1) At the first screen, after the car has been recognized, you need to select the DME Motor Electronics. The DIS asks if the Individual Quick test should be carried out. Press OK. After this the DME is selected (blacked out).
2) Next press the Forward arrow on the lower right corner. Answer the possible questions, like Does the car have an AHM Trailer Module (No).
3) Now you should be in a Diagnosis Symptom selection screen. Press Function Selection on the lower left corner.
4) Now you should be in a Diagnosis Function and Component selection screen.

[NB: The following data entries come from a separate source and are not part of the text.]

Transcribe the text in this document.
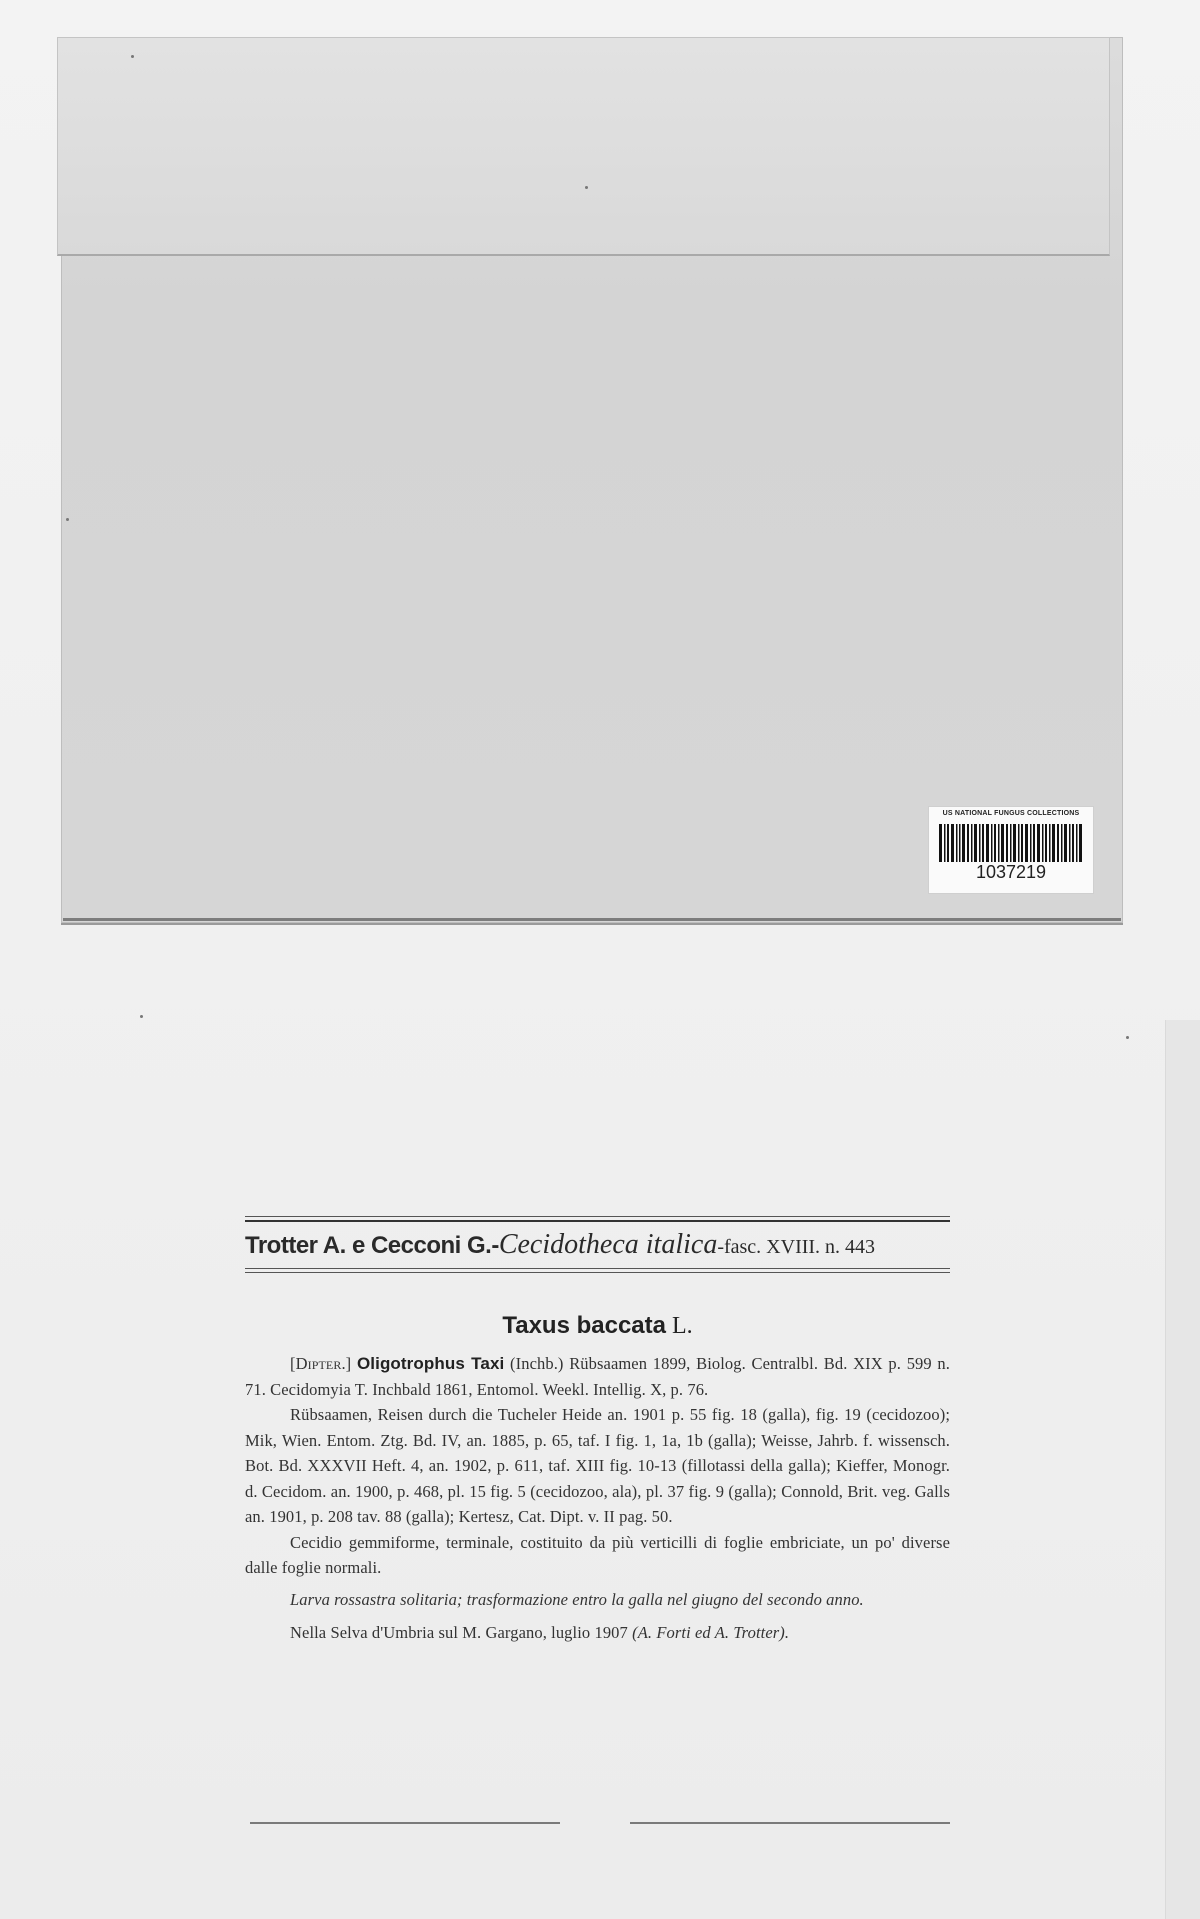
US NATIONAL FUNGUS COLLECTIONS
1037219
Trotter A. e Cecconi G.-Cecidotheca italica-fasc. XVIII. n. 443
Taxus baccata L.

[Dipter.] Oligotrophus Taxi (Inchb.) Rübsaamen 1899, Biolog. Centralbl. Bd. XIX p. 599 n. 71. Cecidomyia T. Inchbald 1861, Entomol. Weekl. Intellig. X, p. 76.

Rübsaamen, Reisen durch die Tucheler Heide an. 1901 p. 55 fig. 18 (galla), fig. 19 (cecidozoo); Mik, Wien. Entom. Ztg. Bd. IV, an. 1885, p. 65, taf. I fig. 1, 1a, 1b (galla); Weisse, Jahrb. f. wissensch. Bot. Bd. XXXVII Heft. 4, an. 1902, p. 611, taf. XIII fig. 10-13 (fillotassi della galla); Kieffer, Monogr. d. Cecidom. an. 1900, p. 468, pl. 15 fig. 5 (cecidozoo, ala), pl. 37 fig. 9 (galla); Connold, Brit. veg. Galls an. 1901, p. 208 tav. 88 (galla); Kertesz, Cat. Dipt. v. II pag. 50.

Cecidio gemmiforme, terminale, costituito da più verticilli di foglie embriciate, un po' diverse dalle foglie normali.

Larva rossastra solitaria; trasformazione entro la galla nel giugno del secondo anno.

Nella Selva d'Umbria sul M. Gargano, luglio 1907 (A. Forti ed A. Trotter).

Choose Service Functions in the Functions list.
5) Choose Drive.
6) Then Motor Electronics.
7) Now, on the Motor Electronics list, choose VANOS ventilation.
8) On the next list, choose again VANOS ventilation.
9) Then press Test Schedule on the bottom of the screen. Ask the possible short test question No.
10) Now you're in a Diagnosis Test schedule and you can see the VANOS ventilation on the schedule list. Press the Forward arrow on the lower right corner.
11) Now the DIS tells you about the VANOS bleeding procedure on the lower right part of the screen. Press Forward arrow.
12) Now you can select, if the Bleeding or VANOS test should be run. Choose the number 1 or 2. Then forward. Follow the instructions.
12) Now the test or bleeding should be run and end with results.